Presero l’attrezzatura dalla barca. Il vecchio portava l’albero in spalla e il ragazzo portava la cesta di legno con le matasse di lenze marroni strettamente intrecciate, il raffio e l’arpione con la sua asta. La cassetta delle esche era a poppa insieme alla mazza usata per sopraffare i pesci grossi quando venivano tirati accanto alla barca. Nessuno avrebbe mai derubato il vecchio ma era meglio portare a casa la vela e le pesanti lenze perché la rugiada le rovinava e, benché fosse sicuro che i suoi compaesani non lo avrebbero derubato, il vecchio non vedeva la necessità di lasciare un raffio e un arpione sulla barca a suscitare tentazioni.
Risalirono la strada insieme fino alla capanna del vecchio ed entrarono dalla porta aperta. Il vecchio appoggiò alla parete l’albero con la vela arrotolata e il ragazzo vi mise accanto la cassetta e il resto dell’attrezzatura. L’albero era lungo quasi quanto l’unica stanza della capanna. La capanna era fatta con le foglie dure della palma reale che vengono chiamate guano e dentro c’erano un letto, un tavolo, una sola sedia e una zona dove cucinare con la brace sul pavimento di terra battuta.
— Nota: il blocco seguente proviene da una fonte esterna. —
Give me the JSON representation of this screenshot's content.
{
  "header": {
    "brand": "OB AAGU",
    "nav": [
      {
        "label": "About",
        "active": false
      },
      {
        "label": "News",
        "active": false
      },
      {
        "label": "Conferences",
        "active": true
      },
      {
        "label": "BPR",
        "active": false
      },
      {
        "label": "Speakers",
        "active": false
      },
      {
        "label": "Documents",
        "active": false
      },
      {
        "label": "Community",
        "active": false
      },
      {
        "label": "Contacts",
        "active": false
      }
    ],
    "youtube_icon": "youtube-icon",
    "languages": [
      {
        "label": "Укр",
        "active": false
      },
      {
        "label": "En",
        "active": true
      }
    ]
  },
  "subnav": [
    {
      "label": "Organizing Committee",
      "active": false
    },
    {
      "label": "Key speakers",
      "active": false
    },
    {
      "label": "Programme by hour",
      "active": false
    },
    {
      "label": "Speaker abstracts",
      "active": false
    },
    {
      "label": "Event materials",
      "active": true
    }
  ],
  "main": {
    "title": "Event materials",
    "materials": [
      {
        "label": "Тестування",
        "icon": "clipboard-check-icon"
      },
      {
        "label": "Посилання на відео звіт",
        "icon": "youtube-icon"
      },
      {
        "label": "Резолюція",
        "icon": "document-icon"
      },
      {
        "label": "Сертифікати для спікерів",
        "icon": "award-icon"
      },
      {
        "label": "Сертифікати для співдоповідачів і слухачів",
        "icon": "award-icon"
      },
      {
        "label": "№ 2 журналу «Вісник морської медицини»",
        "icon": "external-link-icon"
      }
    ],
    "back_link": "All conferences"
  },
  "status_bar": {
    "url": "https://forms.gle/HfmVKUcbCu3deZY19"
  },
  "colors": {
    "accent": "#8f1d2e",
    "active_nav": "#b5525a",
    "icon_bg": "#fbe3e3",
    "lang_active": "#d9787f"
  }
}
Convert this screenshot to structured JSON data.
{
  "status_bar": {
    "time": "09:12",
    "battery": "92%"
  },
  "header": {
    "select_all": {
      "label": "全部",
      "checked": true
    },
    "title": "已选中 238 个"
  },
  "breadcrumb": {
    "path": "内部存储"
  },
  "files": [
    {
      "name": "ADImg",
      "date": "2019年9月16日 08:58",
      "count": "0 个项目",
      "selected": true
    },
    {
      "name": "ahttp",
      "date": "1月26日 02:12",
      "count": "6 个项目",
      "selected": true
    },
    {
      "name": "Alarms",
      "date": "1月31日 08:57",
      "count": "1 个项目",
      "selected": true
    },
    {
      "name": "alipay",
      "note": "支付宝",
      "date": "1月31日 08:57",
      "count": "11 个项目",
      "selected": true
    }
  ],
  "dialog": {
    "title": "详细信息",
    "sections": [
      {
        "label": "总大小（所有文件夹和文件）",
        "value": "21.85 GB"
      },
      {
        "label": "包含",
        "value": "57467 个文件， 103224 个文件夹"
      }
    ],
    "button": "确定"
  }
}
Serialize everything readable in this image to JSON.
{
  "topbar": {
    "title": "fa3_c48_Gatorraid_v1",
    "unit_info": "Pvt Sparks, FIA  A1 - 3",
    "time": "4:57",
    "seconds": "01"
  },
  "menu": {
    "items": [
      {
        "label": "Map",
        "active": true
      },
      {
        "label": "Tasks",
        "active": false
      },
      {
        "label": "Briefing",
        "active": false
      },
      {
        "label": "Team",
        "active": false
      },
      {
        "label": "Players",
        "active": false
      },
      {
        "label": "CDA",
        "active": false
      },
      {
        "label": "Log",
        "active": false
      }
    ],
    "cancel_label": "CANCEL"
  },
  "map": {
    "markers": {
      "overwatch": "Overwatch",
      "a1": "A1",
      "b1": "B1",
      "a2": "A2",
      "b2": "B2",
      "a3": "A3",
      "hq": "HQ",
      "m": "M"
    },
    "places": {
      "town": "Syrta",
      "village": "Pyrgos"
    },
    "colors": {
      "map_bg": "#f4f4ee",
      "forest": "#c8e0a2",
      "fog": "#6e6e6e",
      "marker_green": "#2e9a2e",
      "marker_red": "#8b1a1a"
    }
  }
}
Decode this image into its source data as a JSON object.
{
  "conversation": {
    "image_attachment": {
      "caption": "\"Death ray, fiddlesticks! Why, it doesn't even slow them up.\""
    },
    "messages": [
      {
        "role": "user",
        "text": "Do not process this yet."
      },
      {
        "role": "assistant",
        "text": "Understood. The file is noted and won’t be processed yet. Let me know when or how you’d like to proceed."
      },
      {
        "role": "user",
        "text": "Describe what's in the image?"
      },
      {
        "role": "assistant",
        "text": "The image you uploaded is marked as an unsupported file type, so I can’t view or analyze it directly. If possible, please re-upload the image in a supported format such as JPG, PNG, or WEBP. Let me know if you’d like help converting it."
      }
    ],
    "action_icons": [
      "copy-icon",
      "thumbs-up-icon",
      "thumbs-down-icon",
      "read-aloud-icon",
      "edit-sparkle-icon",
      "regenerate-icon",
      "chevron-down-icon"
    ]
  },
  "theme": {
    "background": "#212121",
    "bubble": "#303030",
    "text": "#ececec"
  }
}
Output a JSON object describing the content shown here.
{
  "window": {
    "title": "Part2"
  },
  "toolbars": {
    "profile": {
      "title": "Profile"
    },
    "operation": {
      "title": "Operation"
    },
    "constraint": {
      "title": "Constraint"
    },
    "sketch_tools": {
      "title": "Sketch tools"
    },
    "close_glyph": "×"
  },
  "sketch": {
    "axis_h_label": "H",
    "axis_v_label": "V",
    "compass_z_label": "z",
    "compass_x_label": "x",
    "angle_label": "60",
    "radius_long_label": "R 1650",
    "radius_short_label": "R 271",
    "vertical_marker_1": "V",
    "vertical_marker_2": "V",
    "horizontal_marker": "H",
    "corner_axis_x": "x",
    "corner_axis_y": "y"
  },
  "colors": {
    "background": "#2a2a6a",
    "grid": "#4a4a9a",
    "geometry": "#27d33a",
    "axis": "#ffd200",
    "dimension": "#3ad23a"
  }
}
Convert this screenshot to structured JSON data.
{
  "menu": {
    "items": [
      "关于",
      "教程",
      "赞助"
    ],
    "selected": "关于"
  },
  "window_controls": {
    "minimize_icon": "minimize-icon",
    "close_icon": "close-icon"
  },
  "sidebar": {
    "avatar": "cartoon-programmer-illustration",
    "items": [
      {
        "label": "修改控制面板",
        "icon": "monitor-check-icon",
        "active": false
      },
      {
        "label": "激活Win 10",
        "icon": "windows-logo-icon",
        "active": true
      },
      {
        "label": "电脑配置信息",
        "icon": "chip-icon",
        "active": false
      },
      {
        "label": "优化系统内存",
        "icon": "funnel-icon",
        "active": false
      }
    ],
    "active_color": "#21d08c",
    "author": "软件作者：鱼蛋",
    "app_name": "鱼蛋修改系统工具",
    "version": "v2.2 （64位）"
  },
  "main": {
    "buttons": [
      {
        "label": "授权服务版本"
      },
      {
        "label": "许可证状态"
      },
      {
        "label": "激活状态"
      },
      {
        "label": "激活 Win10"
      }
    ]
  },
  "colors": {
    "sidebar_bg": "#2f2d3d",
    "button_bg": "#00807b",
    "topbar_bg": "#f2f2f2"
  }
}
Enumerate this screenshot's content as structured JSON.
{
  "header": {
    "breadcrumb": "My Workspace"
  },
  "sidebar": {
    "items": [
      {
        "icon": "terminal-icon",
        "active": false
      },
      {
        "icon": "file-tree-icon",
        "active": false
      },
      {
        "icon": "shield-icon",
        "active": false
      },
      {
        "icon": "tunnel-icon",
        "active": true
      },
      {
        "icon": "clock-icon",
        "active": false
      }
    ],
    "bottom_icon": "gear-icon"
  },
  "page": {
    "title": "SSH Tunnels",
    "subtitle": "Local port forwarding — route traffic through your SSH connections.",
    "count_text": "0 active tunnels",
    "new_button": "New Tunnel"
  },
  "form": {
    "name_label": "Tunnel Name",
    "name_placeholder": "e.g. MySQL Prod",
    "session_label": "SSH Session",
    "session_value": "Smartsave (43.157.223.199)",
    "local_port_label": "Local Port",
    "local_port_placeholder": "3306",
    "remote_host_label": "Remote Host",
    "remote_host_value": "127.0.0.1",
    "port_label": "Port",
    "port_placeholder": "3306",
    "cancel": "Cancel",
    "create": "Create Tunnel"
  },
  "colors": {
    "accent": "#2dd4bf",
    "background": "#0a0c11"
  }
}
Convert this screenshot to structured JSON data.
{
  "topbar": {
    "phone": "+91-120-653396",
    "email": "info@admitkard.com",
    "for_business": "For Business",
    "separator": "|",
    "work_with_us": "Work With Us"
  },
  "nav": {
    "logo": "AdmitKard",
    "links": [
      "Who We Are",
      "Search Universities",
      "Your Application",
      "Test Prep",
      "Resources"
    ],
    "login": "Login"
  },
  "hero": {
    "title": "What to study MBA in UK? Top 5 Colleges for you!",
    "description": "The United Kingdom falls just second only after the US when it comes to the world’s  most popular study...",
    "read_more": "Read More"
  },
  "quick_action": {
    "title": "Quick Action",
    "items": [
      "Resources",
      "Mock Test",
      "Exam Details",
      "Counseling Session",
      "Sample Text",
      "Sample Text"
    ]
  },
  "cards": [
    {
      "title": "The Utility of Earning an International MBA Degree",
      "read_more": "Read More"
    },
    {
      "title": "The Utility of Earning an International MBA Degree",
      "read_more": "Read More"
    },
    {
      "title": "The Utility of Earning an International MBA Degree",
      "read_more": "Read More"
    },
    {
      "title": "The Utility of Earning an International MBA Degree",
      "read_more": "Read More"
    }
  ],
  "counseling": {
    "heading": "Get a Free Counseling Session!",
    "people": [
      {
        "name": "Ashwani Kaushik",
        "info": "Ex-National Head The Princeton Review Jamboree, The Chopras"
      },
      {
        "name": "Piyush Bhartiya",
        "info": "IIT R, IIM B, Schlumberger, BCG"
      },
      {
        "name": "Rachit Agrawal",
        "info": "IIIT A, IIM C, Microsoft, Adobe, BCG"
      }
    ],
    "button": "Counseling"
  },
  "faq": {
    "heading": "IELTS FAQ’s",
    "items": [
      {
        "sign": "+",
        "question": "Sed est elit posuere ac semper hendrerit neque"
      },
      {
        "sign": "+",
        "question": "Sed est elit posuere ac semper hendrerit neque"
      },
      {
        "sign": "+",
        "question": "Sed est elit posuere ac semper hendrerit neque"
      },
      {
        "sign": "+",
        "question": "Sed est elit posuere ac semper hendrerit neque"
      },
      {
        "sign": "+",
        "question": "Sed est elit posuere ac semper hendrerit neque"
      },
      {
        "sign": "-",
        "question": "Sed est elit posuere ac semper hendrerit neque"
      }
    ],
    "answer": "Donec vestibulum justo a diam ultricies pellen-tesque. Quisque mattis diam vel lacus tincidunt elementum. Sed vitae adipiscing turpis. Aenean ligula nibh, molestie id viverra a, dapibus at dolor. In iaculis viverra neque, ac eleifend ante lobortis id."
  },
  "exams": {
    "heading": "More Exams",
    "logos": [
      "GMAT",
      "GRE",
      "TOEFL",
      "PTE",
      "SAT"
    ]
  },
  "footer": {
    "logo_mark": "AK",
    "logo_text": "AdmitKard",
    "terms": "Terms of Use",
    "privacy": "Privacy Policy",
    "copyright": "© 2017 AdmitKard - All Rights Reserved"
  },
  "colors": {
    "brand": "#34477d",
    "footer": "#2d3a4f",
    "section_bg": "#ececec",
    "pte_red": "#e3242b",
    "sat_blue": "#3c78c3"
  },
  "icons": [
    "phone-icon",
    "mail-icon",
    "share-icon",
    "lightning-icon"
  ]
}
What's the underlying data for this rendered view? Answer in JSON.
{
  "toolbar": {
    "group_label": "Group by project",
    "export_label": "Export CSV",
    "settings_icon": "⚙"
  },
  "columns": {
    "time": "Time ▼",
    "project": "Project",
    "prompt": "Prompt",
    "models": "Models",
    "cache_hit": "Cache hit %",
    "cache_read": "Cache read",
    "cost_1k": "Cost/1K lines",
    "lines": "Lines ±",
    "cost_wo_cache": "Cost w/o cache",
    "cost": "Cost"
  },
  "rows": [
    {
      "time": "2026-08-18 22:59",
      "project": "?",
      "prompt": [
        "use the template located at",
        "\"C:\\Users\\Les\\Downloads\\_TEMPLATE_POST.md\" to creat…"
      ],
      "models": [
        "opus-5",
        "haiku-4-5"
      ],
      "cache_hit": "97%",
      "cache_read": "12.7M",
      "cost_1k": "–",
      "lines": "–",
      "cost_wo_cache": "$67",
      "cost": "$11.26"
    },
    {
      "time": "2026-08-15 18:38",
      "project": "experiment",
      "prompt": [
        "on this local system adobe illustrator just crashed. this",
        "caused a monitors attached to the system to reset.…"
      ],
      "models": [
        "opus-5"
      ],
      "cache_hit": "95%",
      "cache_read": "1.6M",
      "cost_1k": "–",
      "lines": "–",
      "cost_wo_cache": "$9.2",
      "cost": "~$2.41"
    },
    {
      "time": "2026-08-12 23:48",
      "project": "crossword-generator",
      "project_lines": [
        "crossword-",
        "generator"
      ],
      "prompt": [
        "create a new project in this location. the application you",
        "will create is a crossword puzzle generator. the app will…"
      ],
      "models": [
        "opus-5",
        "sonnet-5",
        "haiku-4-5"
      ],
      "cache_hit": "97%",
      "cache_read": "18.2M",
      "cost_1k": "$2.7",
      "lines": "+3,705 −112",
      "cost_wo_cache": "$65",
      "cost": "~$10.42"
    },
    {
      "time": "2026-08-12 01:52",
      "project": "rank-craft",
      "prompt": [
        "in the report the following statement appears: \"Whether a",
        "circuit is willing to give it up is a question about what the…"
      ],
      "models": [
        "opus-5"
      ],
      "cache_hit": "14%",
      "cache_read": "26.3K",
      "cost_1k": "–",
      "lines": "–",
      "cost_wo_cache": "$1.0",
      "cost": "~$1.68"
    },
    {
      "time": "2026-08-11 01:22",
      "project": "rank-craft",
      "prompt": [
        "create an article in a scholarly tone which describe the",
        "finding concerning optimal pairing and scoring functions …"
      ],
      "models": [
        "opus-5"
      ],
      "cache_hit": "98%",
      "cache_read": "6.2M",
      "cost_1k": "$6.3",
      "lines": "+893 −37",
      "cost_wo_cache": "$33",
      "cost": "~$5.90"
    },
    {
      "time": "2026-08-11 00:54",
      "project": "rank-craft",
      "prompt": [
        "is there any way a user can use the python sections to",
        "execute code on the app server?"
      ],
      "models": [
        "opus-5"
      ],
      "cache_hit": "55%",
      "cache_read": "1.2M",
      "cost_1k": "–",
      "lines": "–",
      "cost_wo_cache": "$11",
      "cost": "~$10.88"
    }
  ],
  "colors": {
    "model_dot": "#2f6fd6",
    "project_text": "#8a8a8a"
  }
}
Appese alle pareti marroni fatte con le robuste fibre di guano appiattite e sovrapposte c’erano un’immagine a colori del Sacro Cuore di Gesù e un’altra della Vergine del Cobre. Erano reliquie di sua moglie. Un tempo sulla parete c’era una fotografia di sua moglie colorata a mano ma lui l’aveva staccata perché vederla lo faceva sentire troppo solo e adesso era sulla mensola nell’angolo sotto la camicia pulita.
«Cos’hai da mangiare?» chiese il ragazzo.
«Una pentola di riso giallo con pesce. Ne vuoi un po’?»
«No. Mangio a casa. Vuoi che ti accenda il fuoco?»
«No. Lo accendo dopo. O magari mangio il riso freddo.»
«Posso prendere il rezzaglio?»
«Certo.»
Non c’era nessun rezzaglio e il ragazzo ricordava quando lo avevano venduto. Ma ripetevano quella recita ogni giorno. Non c’era nessuna pentola di riso giallo e pesce e il ragazzo sapeva anche questo.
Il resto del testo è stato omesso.